E.g. who is supporting FORTRAN on RISCV, or COBOL, or HiPE for Erlang?

Of course, it could be done. But it isn’t. There are literally hundreds of things like this that just don’t work out of the box. Many of them may be minority sports. But no *company* is going to buy a computer where you have to ask whether $SpecialThing is supported. We’ve had x86 working across the ecosystem for so long, we don’t realise just how much work it took.

ARM have spent the last decade catching up to that level of support, siphoning a river of cash from a profitable business to do so. What pot of money is RISCV using to re-do that?

You’ve completely misunderstood “Intel use LLVM now”. No. They don’t. They have contributed millions of developer-hours of effort to LLVM, such that LLVM now produces great results on Intel architecture. There are no optimisation fairies.

Secondly, you are arguing what is always argued, that RISCV can sit in the space of not-demanding applications, like MCUs etc. But then, there are literally *dozens* of CPUs in that space, all of which are actually a great fit for what they do. What exactly is wrong with an ATMEGA808, which has sold literally billions, costs cents, and does what it needs to do? Or one of the many Texas Instruments devices, or Analog Devices?
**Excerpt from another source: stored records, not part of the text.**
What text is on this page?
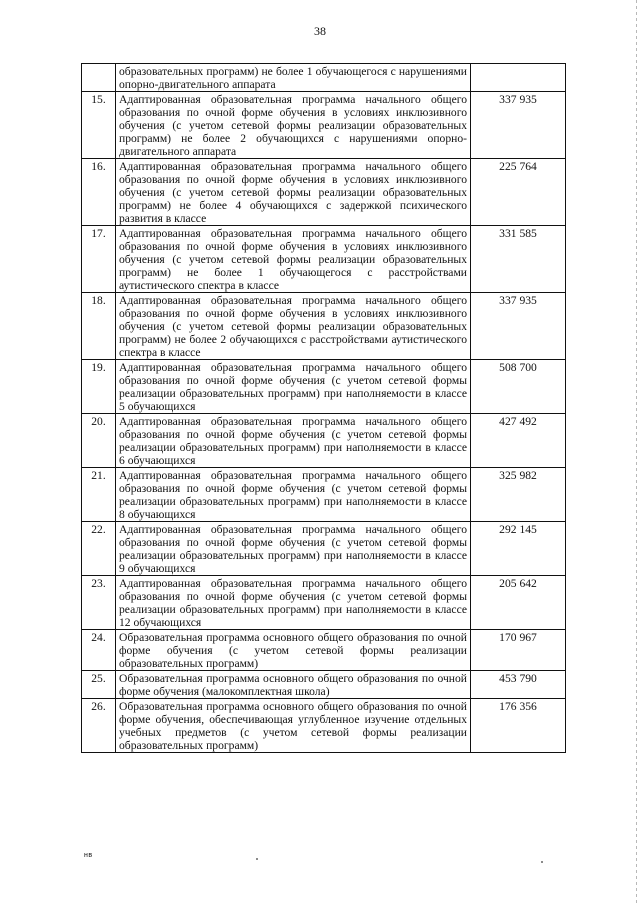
38
	образовательных программ) не более 1 обучающегося с нарушениями опорно-двигательного аппарата	
15.	Адаптированная образовательная программа начального общего образования по очной форме обучения в условиях инклюзивного обучения (с учетом сетевой формы реализации образовательных программ) не более 2 обучающихся с нарушениями опорно-двигательного аппарата	337 935
16.	Адаптированная образовательная программа начального общего образования по очной форме обучения в условиях инклюзивного обучения (с учетом сетевой формы реализации образовательных программ) не более 4 обучающихся с задержкой психического развития в классе	225 764
17.	Адаптированная образовательная программа начального общего образования по очной форме обучения в условиях инклюзивного обучения (с учетом сетевой формы реализации образовательных программ) не более 1 обучающегося с расстройствами аутистического спектра в классе	331 585
18.	Адаптированная образовательная программа начального общего образования по очной форме обучения в условиях инклюзивного обучения (с учетом сетевой формы реализации образовательных программ) не более 2 обучающихся с расстройствами аутистического спектра в классе	337 935
19.	Адаптированная образовательная программа начального общего образования по очной форме обучения (с учетом сетевой формы реализации образовательных программ) при наполняемости в классе 5 обучающихся	508 700
20.	Адаптированная образовательная программа начального общего образования по очной форме обучения (с учетом сетевой формы реализации образовательных программ) при наполняемости в классе 6 обучающихся	427 492
21.	Адаптированная образовательная программа начального общего образования по очной форме обучения (с учетом сетевой формы реализации образовательных программ) при наполняемости в классе 8 обучающихся	325 982
22.	Адаптированная образовательная программа начального общего образования по очной форме обучения (с учетом сетевой формы реализации образовательных программ) при наполняемости в классе 9 обучающихся	292 145
23.	Адаптированная образовательная программа начального общего образования по очной форме обучения (с учетом сетевой формы реализации образовательных программ) при наполняемости в классе 12 обучающихся	205 642
24.	Образовательная программа основного общего образования по очной форме обучения (с учетом сетевой формы реализации образовательных программ)	170 967
25.	Образовательная программа основного общего образования по очной форме обучения (малокомплектная школа)	453 790
26.	Образовательная программа основного общего образования по очной форме обучения, обеспечивающая углубленное изучение отдельных учебных предметов (с учетом сетевой формы реализации образовательных программ)	176 356
нв
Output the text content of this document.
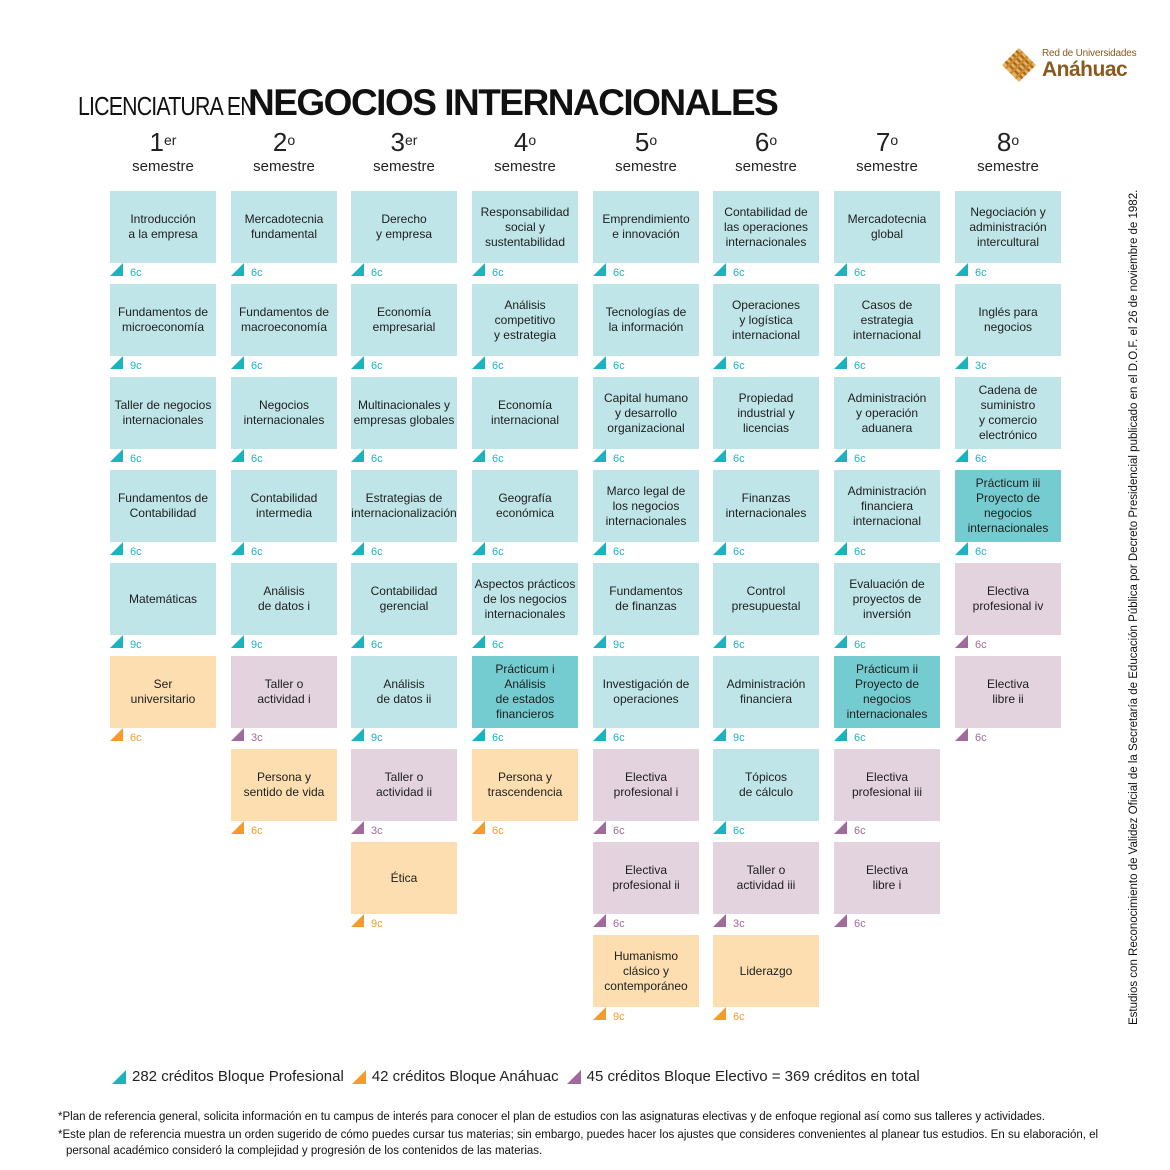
Red de Universidades
Anáhuac
LICENCIATURA EN
NEGOCIOS INTERNACIONALES
1er
semestre
Introducción
a la empresa
6c
Fundamentos de
microeconomía
9c
Taller de negocios
internacionales
6c
Fundamentos de
Contabilidad
6c
Matemáticas
9c
Ser
universitario
6c
2$^o$
semestre
Mercadotecnia
fundamental
6c
Fundamentos de
macroeconomía
6c
Negocios
internacionales
6c
Contabilidad
intermedia
6c
Análisis
de datos i
9c
Taller o
actividad i
3c
Persona y
sentido de vida
6c
3er
semestre
Derecho
y empresa
6c
Economía
empresarial
6c
Multinacionales y
empresas globales
6c
Estrategias de
internacionalización
6c
Contabilidad
gerencial
6c
Análisis
de datos ii
9c
Taller o
actividad ii
3c
Ética
9c
4$^o$
semestre
Responsabilidad
social y
sustentabilidad
6c
Análisis
competitivo
y estrategia
6c
Economía
internacional
6c
Geografía
económica
6c
Aspectos prácticos
de los negocios
internacionales
6c
Prácticum i
Análisis
de estados
financieros
6c
Persona y
trascendencia
6c
5$^o$
semestre
Emprendimiento
e innovación
6c
Tecnologías de
la información
6c
Capital humano
y desarrollo
organizacional
6c
Marco legal de
los negocios
internacionales
6c
Fundamentos
de finanzas
9c
Investigación de
operaciones
6c
Electiva
profesional i
6c
Electiva
profesional ii
6c
Humanismo
clásico y
contemporáneo
9c
6$^o$
semestre
Contabilidad de
las operaciones
internacionales
6c
Operaciones
y logística
internacional
6c
Propiedad
industrial y
licencias
6c
Finanzas
internacionales
6c
Control
presupuestal
6c
Administración
financiera
9c
Tópicos
de cálculo
6c
Taller o
actividad iii
3c
Liderazgo
6c
7$^o$
semestre
Mercadotecnia
global
6c
Casos de
estrategia
internacional
6c
Administración
y operación
aduanera
6c
Administración
financiera
internacional
6c
Evaluación de
proyectos de
inversión
6c
Prácticum ii
Proyecto de
negocios
internacionales
6c
Electiva
profesional iii
6c
Electiva
libre i
6c
8$^o$
semestre
Negociación y
administración
intercultural
6c
Inglés para
negocios
3c
Cadena de
suministro
y comercio
electrónico
6c
Prácticum iii
Proyecto de
negocios
internacionales
6c
Electiva
profesional iv
6c
Electiva
libre ii
6c
282 créditos Bloque Profesional 42 créditos Bloque Anáhuac 45 créditos Bloque Electivo = 369 créditos en total
*Plan de referencia general, solicita información en tu campus de interés para conocer el plan de estudios con las asignaturas electivas y de enfoque regional así como sus talleres y actividades.
*Este plan de referencia muestra un orden sugerido de cómo puedes cursar tus materias; sin embargo, puedes hacer los ajustes que consideres convenientes al planear tus estudios. En su elaboración, el
personal académico consideró la complejidad y progresión de los contenidos de las materias.
Estudios con Reconocimiento de Validez Oficial de la Secretaría de Educación Pública por Decreto Presidencial publicado en el D.O.F. el 26 de noviembre de 1982.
Given that I have the tool chain for all of these installed on my computer, and it worked on my previous project, and I have a skeleton for a functional application already working, because the new embedded project is 90% like the old one, and I have a parts bin of thousands of ADI devices that I would like to use up, and a working dev board on my desk, and they only cost 5p each. What possible incentive are you going to offer me to change horses?! Makes no sense at all.

There’s plenty of room in the embedded space, and it’s all *filled* with good solutions. The only people punting RISCV for this, are hobbyists who only know the big three (by comparison) big-iron CPUs.